MySQL Bugs: #76346: innodb_thread_concurrency=1 and queries using intrinsic temp tables, causes hang

Bug #76346	innodb_thread_concurrency=1 and queries using intrinsic temp tables, causes hang
Submitted:	16 Mar 2015 23:04	Modified:	12 Jun 2015 9:34
Reporter:	Roel Van de Paar	Email Updates:
Status:	Closed	Impact on me:	None
Category:	MySQL Server: InnoDB storage engine	Severity:	S1 (Critical)
Version:	5.7.6-m16, 5.7.8	OS:	Any
Assigned to:	Naga Satyanarayana Bodapati	CPU Architecture:	Any
Tags:	query shutdown hang

Description:
Not sure what the cause is, but 5.7.6-m16 hung on shutdown during a QA run. Will upload full stacks (broke in with gdb -pid=x). Bug verification to be done using stacks/code review, as making a testcase for this would not be straightforward. 

How to repeat:
Stacks/code review. Uploading full gdb stacks & error log.

Error log

Attachment: mysqld.err (application/octet-stream, text), 35.10 KiB.

Ah, looks like some sort of long semaphore wait issue (ref error log)

2015-03-16T22:51:57.845878Z 0 [Note] Event Scheduler: Purging the queue. 3 events
2015-03-16T23:02:36.908074Z 0 [Warning] InnoDB: A long semaphore wait:
--Thread 140046824883968 has waited at trx0purge.cc line 153 for 324.00 seconds the semaphore:
Mutex at 0x7f5f3f67b7a0 created file trx0rseg.cc line 211, lock var 1
Last time reserved in file /bzr/mysql-5.7.6-m16_dbg/storage/innobase/trx/trx0trx.cc line 1528

(!) Note that this run was only a single threaded run (i.e. a single client/thread) (!)

gdb trace, taken early on in the wait

Attachment: gdb_std.txt (text/plain), 33.73 KiB.

gdb full trace, taken somewhat later

Attachment: gdb_full.txt (text/plain), 81.65 KiB.

gdb trace, taken later again (diffs from previous gdb_std.txt)

Attachment: gdb_std_later.txt (text/plain), 33.43 KiB.

Guys, I think this issue is really serious and should get high prio attention. It's happening all over the 5.7.6-m16 build from what I can see. Only takes 1-3 trials to have it happen.

Stacks from another example

Attachment: gdb_2_std.txt (text/plain), 30.69 KiB.

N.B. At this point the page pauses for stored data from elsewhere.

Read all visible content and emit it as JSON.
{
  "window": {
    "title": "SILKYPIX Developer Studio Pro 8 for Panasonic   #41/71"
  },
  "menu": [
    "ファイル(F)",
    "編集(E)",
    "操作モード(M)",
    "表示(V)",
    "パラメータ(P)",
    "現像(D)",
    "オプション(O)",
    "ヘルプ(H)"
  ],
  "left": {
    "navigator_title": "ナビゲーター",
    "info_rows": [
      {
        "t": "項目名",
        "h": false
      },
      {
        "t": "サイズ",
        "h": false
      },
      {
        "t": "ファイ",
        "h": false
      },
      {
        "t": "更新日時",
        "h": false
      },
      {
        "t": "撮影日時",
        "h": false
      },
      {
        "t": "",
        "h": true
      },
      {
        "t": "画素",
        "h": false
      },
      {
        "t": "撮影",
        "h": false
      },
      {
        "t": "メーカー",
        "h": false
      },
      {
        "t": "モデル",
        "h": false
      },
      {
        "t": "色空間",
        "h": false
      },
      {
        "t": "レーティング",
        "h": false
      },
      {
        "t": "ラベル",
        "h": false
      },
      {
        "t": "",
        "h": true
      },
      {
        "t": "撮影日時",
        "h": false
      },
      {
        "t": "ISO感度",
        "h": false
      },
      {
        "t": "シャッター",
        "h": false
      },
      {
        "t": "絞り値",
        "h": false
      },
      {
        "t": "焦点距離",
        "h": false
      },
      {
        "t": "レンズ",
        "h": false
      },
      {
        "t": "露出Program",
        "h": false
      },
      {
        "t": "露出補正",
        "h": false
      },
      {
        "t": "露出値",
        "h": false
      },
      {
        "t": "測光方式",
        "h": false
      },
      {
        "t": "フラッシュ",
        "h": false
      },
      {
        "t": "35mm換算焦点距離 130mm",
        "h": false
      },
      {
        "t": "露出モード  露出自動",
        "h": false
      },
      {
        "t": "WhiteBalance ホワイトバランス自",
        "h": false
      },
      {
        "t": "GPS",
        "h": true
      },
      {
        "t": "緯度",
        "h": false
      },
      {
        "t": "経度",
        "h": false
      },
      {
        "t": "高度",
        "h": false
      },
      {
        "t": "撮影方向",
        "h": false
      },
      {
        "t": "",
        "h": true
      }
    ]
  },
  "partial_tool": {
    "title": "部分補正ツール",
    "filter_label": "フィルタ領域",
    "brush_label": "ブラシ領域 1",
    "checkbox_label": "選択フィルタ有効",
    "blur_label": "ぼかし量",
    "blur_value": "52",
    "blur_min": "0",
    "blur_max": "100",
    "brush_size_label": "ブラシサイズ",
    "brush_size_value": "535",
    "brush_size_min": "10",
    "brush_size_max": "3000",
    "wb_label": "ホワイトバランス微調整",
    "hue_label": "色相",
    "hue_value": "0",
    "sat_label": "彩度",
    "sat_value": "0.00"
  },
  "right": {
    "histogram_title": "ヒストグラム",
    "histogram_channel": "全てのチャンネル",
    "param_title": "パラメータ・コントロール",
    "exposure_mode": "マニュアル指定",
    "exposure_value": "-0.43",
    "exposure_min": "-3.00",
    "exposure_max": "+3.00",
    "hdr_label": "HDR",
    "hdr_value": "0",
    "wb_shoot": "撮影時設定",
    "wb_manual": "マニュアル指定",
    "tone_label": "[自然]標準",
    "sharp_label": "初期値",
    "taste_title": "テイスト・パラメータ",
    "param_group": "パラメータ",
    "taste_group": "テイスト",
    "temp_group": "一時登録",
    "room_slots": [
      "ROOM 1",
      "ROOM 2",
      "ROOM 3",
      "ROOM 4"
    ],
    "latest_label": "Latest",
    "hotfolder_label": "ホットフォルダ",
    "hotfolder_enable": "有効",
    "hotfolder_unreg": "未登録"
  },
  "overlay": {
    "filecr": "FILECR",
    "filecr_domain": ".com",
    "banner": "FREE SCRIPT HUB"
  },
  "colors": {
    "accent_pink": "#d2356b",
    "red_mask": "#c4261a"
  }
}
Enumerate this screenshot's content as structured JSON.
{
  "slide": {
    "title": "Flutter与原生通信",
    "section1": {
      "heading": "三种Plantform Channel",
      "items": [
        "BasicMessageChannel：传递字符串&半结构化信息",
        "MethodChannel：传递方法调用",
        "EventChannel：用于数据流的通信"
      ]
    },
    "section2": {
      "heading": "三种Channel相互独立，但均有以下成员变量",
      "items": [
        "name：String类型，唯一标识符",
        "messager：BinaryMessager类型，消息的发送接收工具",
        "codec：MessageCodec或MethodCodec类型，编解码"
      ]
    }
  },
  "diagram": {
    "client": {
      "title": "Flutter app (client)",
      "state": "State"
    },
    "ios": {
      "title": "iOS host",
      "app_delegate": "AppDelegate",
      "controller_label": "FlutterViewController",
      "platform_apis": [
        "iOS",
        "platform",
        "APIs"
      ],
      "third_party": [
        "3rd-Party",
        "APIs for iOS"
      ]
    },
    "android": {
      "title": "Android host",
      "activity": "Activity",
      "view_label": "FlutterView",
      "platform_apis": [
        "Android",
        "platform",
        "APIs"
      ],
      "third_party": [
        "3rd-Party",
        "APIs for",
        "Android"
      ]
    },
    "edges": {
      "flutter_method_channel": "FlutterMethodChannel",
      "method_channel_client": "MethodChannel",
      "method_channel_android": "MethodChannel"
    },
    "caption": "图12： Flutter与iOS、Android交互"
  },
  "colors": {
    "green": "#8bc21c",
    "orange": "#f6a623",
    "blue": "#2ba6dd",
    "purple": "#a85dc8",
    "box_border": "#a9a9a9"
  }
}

Full stacks from the other example mentioned in last comment

Attachment: gdb_2_full.txt (text/plain), 31.71 KiB.

Added another example. Error log not showing any long semaphore waits yet (13 min lockup);

------------
2015-03-19T23:44:03.203802Z 0 [Note] Shutting down slave threads
2015-03-19T23:44:05.203885Z 0 [Note] Forcefully disconnecting 2 remaining clients
2015-03-19T23:44:05.203896Z 0 [Warning] /sda/MS-mysql-5.7.6-m16-linux-x86_64-debug/bin/mysqld: Forcing close of thread 6  user: 'root'

2015-03-19T23:44:05.203920Z 0 [Note] Event Scheduler: Killing the scheduler thread, thread id 1
2015-03-19T23:44:05.203927Z 0 [Note] Event Scheduler: Waiting for the scheduler thread to reply
2015-03-19T23:44:05.203989Z 0 [Note] Event Scheduler: Stopped
2015-03-19T23:44:05.203998Z 0 [Note] Event Scheduler: Purging the queue. 0 events
------------ <EOF>

There were other errors in the log, from executing various testcase sql's. Server was started clean/with freshly init data dir (--init)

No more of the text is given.